Justo a las siete y diez de la noche los altoparlantes dejaron oír la noticia de que el paro continuaba, la gente comenzó a aplaudir y de pronto un sonido seco se coló a través del ruido de la plaza: pum, pum, pum, pum, pum, silencio, pum pum, pum, pum, pum, silencio, pum, pum, pum, pum, pum, silencio, progresión fatal que no puedo borrar de mi mente. Mientras trataba de descifrar qué clase de ruido era ese las órdenes que nos daba ahora el parlante era de tirarnos al piso: “Al suelo, al suelo, repetían sin cesar, “al suelo, revisen a la persona que tienen al lado, pregúntenle cómo está. Eran disparos.

    Nadie habló de heridos, mucho menos de muertos pero si pedían médicos y paramédicos, escuchábamos pasos que se nos acercaban, yo temí lo peor pero cuando después pude ver los videos me di cuenta de que eran los camarógrafos y fotógrafos tomando las imágenes.
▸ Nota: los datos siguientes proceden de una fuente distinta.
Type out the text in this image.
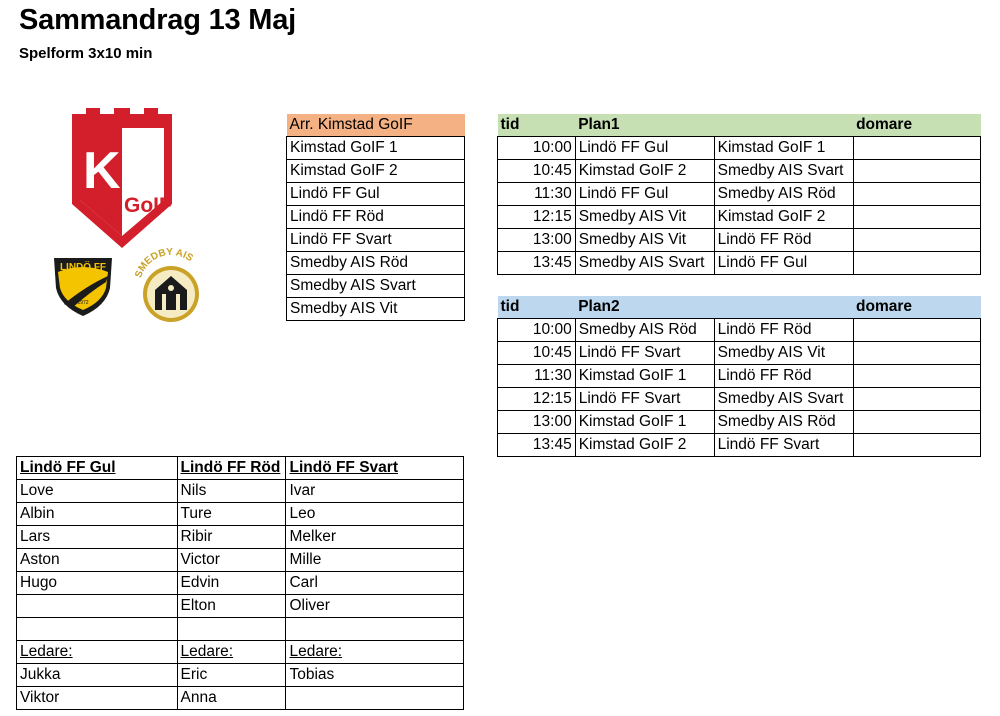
Sammandrag 13 Maj
Spelform 3x10 min
K
GoIF
LINDÖ FF
1972
SMEDBY AIS
Arr. Kimstad GoIF
Kimstad GoIF 1
Kimstad GoIF 2
Lindö FF Gul
Lindö FF Röd
Lindö FF Svart
Smedby AIS Röd
Smedby AIS Svart
Smedby AIS Vit
tid	Plan1		domare
10:00	Lindö FF Gul	Kimstad GoIF 1	
10:45	Kimstad GoIF 2	Smedby AIS Svart	
11:30	Lindö FF Gul	Smedby AIS Röd	
12:15	Smedby AIS Vit	Kimstad GoIF 2	
13:00	Smedby AIS Vit	Lindö FF Röd	
13:45	Smedby AIS Svart	Lindö FF Gul	
tid	Plan2		domare
10:00	Smedby AIS Röd	Lindö FF Röd	
10:45	Lindö FF Svart	Smedby AIS Vit	
11:30	Kimstad GoIF 1	Lindö FF Röd	
12:15	Lindö FF Svart	Smedby AIS Svart	
13:00	Kimstad GoIF 1	Smedby AIS Röd	
13:45	Kimstad GoIF 2	Lindö FF Svart	
Lindö FF Gul	Lindö FF Röd	Lindö FF Svart
Love	Nils	Ivar
Albin	Ture	Leo
Lars	Ribir	Melker
Aston	Victor	Mille
Hugo	Edvin	Carl
	Elton	Oliver

Ledare:	Ledare:	Ledare:
Jukka	Eric	Tobias
Viktor	Anna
Una de las pocas veces que levanté la cabeza vi a una señora sentada y con la mirada perdida, estaba como en un trance. Le pedí, le rogué que se tirara al piso pero ella sólo dijo: “a la muchacha que estaba a mi lado la mataron” , entonces pegué mi cabeza al suelo y lloré desconsoladamente. Pensé varias cosas, una era que tal vez iba a morir en esa plaza en donde prácticamente había crecido, en donde caminaba en las tardes con mis padres hacía ya muchos años, en donde aprendía a montar bicicleta y a patinar, en donde me enamoré y luego llevé a mis hijos para que hicieran todo lo que yo había hecho. Y ahora yo me encontraba allí, expresando un sentimiento, una inconformidad y ¿Era acaso eso un motivo para morir?

    Decidieron que teníamos que salir de allí y nos pidieron que gateáramos hasta el hotel que se encuentra a unos de los lados pero a mitad de camino un gran charco de sangre nos impedía seguir, me decían que siguiera pero yo no podía.

    Estuvimos afuera del hotel un rato, agachados -todavía había peligro- nos decían. Lo que veía a mi alrededor eran rostros aterrorizados, tristes, desesperados. Las banderas ahora nos servían de bastón, de cobija o de pañuelo. Nos pasaron adentro, tratamos de usar los celulares pero era inútil. Habíamos perdido totalmente contacto con la realidad de afuera, No teníamos idea de cuántas personas habían muerto o cuántas estaban heridas, todavía no nos dábamos cuenta de que éramos de los afortunados.

    No así lo fueron Keyla, Josefina ni el profesor Giraud..

    Una vez que me reuní con mi familia y luego de agradecer a Dios el haberme conservado la vida, me hice el firme propósito de contar lo que allí habíamos vivido. A un año de la masacre sigo esperando que cesen las razones que nos llevaron a estar allí ese día. Pero me pregunto ¿Era acaso eso un motivo para morir?